- Country: Madagascar
- Location: Mantasoa, Analamanga Region
- Coordinates: 19°01′04.39″S 47°50′59.43″E﻿ / ﻿19.0178861°S 47.8498417°E
- Purpose: Power, water supply
- Status: Operational
- Construction began: 1937
- Opening date: 1938; 88 years ago
- Owner: Jirama

Dam and spillways
- Type of dam: Buttress
- Impounds: Varahina-North River
- Height: 20 m (66 ft)
- Length: 122 m (400 ft)

Reservoir
- Creates: Lake Mantasoa
- Total capacity: 125,000,000 m^{3} (101,000 acre⋅ft)
- Surface area: 20 km^{2} (7.7 mi^{2})

= Mantasoa Dam =

Mantasoa Dam is a buttress dam on the Varahina-North River, a tributary of the Ikopa River, near Mantasoa in the Analamanga Region of Madagascar.
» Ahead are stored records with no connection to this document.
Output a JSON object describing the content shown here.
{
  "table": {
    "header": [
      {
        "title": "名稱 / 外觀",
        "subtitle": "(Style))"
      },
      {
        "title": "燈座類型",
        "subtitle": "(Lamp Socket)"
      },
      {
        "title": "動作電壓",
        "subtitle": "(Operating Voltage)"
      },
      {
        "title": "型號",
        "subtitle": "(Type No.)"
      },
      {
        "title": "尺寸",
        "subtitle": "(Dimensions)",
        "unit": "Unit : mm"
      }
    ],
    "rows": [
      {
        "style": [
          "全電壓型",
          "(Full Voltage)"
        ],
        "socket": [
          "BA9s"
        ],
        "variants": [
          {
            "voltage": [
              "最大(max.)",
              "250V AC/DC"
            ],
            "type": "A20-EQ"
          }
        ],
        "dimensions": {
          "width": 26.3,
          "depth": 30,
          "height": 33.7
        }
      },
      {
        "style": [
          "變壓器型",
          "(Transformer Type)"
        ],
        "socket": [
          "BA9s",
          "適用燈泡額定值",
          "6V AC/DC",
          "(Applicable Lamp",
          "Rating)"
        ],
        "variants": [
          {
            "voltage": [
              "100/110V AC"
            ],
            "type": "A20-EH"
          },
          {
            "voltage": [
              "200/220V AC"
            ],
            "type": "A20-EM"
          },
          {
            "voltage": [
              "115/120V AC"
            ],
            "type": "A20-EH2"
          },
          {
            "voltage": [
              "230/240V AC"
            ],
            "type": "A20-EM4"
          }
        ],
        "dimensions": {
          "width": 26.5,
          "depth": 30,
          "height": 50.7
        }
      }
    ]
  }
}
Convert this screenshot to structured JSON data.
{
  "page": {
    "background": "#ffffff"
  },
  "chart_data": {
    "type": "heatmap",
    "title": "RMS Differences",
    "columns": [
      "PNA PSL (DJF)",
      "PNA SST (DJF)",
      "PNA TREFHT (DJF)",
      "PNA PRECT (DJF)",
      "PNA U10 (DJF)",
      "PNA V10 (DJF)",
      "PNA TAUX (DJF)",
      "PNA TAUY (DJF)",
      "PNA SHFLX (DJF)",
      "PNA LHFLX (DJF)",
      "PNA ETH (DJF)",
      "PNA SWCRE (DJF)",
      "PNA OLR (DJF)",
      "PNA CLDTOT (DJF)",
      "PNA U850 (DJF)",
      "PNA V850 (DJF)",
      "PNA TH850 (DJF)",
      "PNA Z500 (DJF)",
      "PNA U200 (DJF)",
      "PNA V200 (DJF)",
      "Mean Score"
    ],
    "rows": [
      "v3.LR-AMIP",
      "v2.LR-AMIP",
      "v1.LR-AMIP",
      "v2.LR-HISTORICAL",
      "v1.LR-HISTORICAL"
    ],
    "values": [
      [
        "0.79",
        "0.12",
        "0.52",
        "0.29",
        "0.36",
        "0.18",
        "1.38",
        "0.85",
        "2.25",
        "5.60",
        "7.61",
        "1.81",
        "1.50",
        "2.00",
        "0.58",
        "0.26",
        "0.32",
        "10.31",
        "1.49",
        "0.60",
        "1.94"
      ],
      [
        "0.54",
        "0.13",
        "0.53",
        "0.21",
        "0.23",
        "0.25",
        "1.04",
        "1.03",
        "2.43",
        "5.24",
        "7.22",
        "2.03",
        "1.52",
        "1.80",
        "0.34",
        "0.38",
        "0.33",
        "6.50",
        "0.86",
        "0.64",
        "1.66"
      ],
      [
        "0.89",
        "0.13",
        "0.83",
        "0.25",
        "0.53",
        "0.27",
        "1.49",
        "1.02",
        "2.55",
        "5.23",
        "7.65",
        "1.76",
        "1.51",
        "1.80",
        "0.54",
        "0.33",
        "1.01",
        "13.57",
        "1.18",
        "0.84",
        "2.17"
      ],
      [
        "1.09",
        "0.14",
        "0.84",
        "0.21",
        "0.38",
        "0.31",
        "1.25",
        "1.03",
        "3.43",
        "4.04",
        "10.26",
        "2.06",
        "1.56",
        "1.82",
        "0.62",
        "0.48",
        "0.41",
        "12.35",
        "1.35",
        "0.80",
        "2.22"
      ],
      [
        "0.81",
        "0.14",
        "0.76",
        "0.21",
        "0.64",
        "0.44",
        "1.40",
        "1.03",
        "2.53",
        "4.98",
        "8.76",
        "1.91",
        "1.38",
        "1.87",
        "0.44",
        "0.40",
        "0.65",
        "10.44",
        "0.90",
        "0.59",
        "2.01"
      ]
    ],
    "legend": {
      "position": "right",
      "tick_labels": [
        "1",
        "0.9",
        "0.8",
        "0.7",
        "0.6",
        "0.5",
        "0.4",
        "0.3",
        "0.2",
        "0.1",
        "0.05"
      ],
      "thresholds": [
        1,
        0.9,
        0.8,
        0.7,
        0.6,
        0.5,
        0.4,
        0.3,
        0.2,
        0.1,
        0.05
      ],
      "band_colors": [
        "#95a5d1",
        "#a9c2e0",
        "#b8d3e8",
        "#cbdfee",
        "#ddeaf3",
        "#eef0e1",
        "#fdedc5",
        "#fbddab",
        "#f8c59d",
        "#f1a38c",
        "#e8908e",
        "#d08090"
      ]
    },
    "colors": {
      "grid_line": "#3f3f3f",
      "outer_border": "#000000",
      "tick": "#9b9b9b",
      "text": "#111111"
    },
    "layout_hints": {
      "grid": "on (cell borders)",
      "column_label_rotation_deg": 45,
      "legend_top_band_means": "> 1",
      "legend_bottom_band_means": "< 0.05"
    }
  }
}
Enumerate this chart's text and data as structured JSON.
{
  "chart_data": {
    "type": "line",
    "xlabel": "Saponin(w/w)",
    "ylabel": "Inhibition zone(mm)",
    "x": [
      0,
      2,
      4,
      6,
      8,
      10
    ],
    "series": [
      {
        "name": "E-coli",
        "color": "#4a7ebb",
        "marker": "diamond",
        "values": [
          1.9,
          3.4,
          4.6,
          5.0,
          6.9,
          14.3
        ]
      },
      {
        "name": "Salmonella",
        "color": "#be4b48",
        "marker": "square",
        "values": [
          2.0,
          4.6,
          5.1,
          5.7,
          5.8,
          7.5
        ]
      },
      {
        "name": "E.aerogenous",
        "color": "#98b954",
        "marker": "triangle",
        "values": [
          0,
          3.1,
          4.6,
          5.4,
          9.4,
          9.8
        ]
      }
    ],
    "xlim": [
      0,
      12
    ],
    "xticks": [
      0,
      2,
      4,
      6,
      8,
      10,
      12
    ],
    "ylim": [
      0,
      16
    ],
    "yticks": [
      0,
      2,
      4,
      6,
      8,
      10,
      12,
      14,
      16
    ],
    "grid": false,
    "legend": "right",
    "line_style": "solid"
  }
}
The dam was constructed by French contractors between 1937 and 1938. It creates Lake Mantasoa which has a surface area of 20 km2. The dam itself is made of 8000 m3 of concrete and has a reinforced buttress design. Water released from the dam supplies a regulated flow to hydroelectric power station at the Antelomita Dams downstream. A saddle dam on the north side of the Mantosoa reservoir regulates water flow into the Mandraka River for the Mandraka Dam downstream.